Sur cette tournée, SAEZ semble privilégier les titres poétiques à ceux dont les textes sont plus bruts de décoffrage. S’enchaînent notamment « A nos amours », « Les meurtières » et « Into The Wild » avec ses airs de western rougeoyant, doucement psychédélique. Tous ces titres, mais aussi l’hurlante « Germaine » et l’hypnotique « Fin des mondes » bénéficient d’arrangements électriques puissants et profonds, y donnant une dimension nouvelle, quasi-cinématographique. Ca y est, SAEZ est debout, le Cirque Royal exulte une nouvelle fois.

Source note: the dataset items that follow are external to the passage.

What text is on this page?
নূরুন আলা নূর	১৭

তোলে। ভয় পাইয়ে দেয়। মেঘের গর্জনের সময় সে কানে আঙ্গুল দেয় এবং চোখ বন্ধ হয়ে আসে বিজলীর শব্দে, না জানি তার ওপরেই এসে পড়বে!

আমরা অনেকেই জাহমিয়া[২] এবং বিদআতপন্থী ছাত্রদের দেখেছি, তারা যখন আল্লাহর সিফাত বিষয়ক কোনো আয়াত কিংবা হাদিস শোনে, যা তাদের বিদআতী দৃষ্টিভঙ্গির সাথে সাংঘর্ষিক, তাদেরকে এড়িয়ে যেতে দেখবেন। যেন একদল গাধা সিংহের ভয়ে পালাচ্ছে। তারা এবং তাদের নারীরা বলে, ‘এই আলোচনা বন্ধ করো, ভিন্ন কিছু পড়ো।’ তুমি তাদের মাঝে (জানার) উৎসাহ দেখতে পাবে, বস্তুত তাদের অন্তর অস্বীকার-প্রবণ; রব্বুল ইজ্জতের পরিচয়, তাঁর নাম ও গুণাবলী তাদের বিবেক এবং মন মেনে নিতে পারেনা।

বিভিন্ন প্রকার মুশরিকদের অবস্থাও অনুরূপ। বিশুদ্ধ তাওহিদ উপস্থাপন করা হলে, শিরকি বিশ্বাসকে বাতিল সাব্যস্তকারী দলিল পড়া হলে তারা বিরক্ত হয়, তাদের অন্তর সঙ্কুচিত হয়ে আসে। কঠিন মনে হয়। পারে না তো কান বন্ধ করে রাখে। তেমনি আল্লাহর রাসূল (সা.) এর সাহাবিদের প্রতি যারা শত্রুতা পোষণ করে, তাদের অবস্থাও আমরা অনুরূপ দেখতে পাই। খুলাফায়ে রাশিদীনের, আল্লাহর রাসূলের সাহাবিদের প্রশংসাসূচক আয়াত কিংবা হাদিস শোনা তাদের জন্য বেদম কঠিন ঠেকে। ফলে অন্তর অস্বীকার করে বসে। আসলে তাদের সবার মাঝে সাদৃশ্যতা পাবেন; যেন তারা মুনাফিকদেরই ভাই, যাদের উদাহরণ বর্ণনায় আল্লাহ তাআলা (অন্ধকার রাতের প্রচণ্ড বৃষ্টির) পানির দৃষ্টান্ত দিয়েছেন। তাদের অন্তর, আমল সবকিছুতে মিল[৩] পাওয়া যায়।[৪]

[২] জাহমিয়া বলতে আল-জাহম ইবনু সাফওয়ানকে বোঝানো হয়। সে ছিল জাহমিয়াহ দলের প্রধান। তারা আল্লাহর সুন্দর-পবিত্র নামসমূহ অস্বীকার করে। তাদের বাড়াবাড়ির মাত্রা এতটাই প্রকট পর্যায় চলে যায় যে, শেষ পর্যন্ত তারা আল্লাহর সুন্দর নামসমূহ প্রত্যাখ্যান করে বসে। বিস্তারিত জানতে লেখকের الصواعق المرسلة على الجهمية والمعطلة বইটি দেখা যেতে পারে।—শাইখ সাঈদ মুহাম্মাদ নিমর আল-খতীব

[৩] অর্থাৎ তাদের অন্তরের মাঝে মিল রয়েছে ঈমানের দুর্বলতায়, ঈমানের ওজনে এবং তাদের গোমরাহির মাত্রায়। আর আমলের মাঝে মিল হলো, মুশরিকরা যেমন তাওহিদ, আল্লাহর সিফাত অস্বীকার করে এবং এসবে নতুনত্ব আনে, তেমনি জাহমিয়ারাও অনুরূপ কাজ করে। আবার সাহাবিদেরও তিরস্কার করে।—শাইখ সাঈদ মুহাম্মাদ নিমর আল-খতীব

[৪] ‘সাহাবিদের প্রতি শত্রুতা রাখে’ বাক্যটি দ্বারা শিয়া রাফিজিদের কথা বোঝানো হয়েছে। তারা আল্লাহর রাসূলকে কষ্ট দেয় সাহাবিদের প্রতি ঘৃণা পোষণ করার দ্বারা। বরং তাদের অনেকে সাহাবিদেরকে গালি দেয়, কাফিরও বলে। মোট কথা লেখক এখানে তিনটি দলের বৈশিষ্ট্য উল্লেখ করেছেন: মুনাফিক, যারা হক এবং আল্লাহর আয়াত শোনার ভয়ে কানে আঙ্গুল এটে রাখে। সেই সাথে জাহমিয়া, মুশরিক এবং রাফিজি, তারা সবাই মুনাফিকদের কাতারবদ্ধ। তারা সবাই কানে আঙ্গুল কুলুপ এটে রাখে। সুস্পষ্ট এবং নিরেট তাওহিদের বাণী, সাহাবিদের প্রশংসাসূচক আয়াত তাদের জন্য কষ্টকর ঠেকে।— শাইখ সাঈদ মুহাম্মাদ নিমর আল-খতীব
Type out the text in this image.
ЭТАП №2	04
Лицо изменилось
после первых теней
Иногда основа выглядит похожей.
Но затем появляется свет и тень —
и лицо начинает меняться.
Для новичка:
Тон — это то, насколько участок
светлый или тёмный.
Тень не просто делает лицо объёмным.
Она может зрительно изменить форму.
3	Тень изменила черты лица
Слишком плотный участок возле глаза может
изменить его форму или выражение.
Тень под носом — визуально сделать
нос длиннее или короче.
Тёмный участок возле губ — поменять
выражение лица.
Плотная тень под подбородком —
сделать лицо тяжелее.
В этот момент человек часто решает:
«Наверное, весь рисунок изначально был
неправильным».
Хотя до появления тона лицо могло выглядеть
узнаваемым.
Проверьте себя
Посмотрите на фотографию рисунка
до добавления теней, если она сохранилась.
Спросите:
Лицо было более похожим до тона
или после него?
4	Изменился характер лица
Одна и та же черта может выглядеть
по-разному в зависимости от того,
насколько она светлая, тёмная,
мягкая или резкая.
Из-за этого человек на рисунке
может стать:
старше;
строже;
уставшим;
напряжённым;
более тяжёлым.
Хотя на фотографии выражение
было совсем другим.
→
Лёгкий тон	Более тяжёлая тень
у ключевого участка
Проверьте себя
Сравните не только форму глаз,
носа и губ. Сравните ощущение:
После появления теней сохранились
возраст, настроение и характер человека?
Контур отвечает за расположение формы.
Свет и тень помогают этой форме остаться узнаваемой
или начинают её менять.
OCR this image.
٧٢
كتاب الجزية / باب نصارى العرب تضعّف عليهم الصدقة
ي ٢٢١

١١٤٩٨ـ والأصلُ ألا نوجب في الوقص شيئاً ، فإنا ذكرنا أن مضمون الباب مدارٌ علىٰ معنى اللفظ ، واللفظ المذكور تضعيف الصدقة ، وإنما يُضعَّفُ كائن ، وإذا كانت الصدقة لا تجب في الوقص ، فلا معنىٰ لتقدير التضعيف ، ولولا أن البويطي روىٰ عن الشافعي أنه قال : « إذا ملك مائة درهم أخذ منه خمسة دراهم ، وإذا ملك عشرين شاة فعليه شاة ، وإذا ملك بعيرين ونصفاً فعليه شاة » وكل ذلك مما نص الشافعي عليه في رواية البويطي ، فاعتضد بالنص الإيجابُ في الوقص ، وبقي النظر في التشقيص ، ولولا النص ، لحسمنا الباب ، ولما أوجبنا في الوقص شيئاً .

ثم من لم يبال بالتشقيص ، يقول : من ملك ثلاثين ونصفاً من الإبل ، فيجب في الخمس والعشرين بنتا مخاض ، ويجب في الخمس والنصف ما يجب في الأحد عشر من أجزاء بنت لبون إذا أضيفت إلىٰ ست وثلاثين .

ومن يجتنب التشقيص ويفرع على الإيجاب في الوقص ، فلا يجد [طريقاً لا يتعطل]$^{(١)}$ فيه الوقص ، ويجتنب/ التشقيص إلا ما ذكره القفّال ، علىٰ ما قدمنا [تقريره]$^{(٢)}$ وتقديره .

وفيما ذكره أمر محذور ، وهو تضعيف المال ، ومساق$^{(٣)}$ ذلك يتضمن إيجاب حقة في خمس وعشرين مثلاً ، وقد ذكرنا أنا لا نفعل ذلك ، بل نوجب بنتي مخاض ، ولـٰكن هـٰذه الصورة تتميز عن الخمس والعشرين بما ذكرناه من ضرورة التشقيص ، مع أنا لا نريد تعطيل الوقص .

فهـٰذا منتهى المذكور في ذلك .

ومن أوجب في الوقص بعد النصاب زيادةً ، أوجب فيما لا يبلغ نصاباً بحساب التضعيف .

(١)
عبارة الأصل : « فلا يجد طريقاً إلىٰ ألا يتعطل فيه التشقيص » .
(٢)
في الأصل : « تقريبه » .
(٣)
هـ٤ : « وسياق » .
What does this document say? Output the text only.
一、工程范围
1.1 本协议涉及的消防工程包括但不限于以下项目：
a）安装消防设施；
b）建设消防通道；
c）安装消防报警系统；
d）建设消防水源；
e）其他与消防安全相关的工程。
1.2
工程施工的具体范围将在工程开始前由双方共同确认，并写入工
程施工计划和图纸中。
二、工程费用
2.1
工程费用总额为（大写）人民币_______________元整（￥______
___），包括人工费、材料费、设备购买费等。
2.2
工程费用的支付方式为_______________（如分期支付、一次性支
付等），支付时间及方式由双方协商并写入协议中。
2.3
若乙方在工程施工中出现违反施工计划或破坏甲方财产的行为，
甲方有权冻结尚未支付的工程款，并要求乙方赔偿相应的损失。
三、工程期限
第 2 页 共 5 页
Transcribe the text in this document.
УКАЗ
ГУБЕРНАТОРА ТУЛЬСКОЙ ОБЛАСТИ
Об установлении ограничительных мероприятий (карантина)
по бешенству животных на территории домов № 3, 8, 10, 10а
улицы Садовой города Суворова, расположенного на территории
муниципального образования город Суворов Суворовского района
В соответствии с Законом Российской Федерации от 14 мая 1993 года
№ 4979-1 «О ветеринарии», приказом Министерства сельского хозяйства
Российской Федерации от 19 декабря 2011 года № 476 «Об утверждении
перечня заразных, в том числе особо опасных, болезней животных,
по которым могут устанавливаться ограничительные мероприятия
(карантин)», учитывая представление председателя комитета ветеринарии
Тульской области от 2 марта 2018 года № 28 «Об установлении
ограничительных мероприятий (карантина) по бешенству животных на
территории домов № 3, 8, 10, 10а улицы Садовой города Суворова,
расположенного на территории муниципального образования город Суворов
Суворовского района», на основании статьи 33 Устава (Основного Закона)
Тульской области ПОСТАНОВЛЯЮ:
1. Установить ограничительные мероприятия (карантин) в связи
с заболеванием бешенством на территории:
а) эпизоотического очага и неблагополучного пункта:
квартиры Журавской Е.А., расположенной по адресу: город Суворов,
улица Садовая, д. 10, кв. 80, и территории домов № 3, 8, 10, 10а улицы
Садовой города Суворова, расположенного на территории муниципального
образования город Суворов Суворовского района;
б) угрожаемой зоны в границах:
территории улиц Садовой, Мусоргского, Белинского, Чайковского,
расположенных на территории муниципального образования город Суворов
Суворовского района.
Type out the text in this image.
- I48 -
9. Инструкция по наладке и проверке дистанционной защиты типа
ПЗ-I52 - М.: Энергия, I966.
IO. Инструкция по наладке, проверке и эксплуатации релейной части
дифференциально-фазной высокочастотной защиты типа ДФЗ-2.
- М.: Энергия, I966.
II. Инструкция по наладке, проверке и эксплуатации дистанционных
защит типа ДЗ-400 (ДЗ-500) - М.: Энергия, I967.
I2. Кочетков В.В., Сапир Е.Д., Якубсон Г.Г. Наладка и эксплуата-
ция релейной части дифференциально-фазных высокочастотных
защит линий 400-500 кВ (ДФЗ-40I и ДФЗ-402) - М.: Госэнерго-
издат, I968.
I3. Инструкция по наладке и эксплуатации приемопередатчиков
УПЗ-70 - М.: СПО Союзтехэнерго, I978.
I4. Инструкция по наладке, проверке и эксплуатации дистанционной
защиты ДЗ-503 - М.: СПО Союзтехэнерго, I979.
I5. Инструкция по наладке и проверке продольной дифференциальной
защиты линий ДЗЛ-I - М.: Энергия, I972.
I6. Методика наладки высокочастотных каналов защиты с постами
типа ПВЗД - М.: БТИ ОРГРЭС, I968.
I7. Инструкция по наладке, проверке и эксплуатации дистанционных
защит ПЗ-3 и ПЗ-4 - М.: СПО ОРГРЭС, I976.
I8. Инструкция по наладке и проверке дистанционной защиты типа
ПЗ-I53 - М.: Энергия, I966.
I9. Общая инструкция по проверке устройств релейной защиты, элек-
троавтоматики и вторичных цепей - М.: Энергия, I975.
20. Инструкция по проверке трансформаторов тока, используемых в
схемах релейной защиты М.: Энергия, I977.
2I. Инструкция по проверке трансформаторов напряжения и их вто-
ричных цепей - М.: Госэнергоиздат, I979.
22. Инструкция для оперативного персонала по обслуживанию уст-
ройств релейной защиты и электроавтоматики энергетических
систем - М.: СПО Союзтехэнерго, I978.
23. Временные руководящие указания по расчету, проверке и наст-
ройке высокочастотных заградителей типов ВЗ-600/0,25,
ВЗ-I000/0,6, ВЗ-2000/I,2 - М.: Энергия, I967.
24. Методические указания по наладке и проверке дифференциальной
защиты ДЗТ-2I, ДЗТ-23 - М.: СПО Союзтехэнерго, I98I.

Après une pause, le groupe revient sur scène pour une partie plus rock, aux accents punk et plus rentre-dedans. « Bonnie” ouvre le bal, d’abord en guitare-voix, jusqu’au moment où la batterie vient donner le signal de départ à la fosse : l’heure du pogo est arrivée, le public des gradins se lève. SAEZ est sur scène comme chez lui avec ses potes, n’hésitant pas à demander aux musiciens de s’arrêter de jouer quelques instants pour expliquer l’une ou l’autre chose qui lui traverse l’esprit. Le titre s’achève avec un Cirque Royal qui reprend en chœur la mélodie aux airs de chant de marin de ce morceau aux paroles sexuellement explicites. Même ambiance de bar bondé et surchauffé avec « Rue d’la soif ». « J’accuse » est par contre moins incisif que par le passé. Ce titre à haute charge accusatrice, comme son nom l’indique, manque d’un peu de punch et de vigueur dans son interprétation vocale. Cependant, le morceau s’achève avec un gros solo de guitare électrique alors que SAEZ hurle antisocial à tout bout de champ. Autre brûlot ensuite avec « Pilule » et son texte fleuve envoyé à haut débit. La fosse bouillonne, les slammeurs sont de sortie et les mecs se mettent torse nu alors que la scène est noyée dans les fumigènes et les lumières rougeâtres. « Des p’tits sous » vient clôturer ce brûlant chapitre du concert où une fois encore l’accordéon bénéficie d’une grosse mise en lumière parmi les traditionnels instruments rock.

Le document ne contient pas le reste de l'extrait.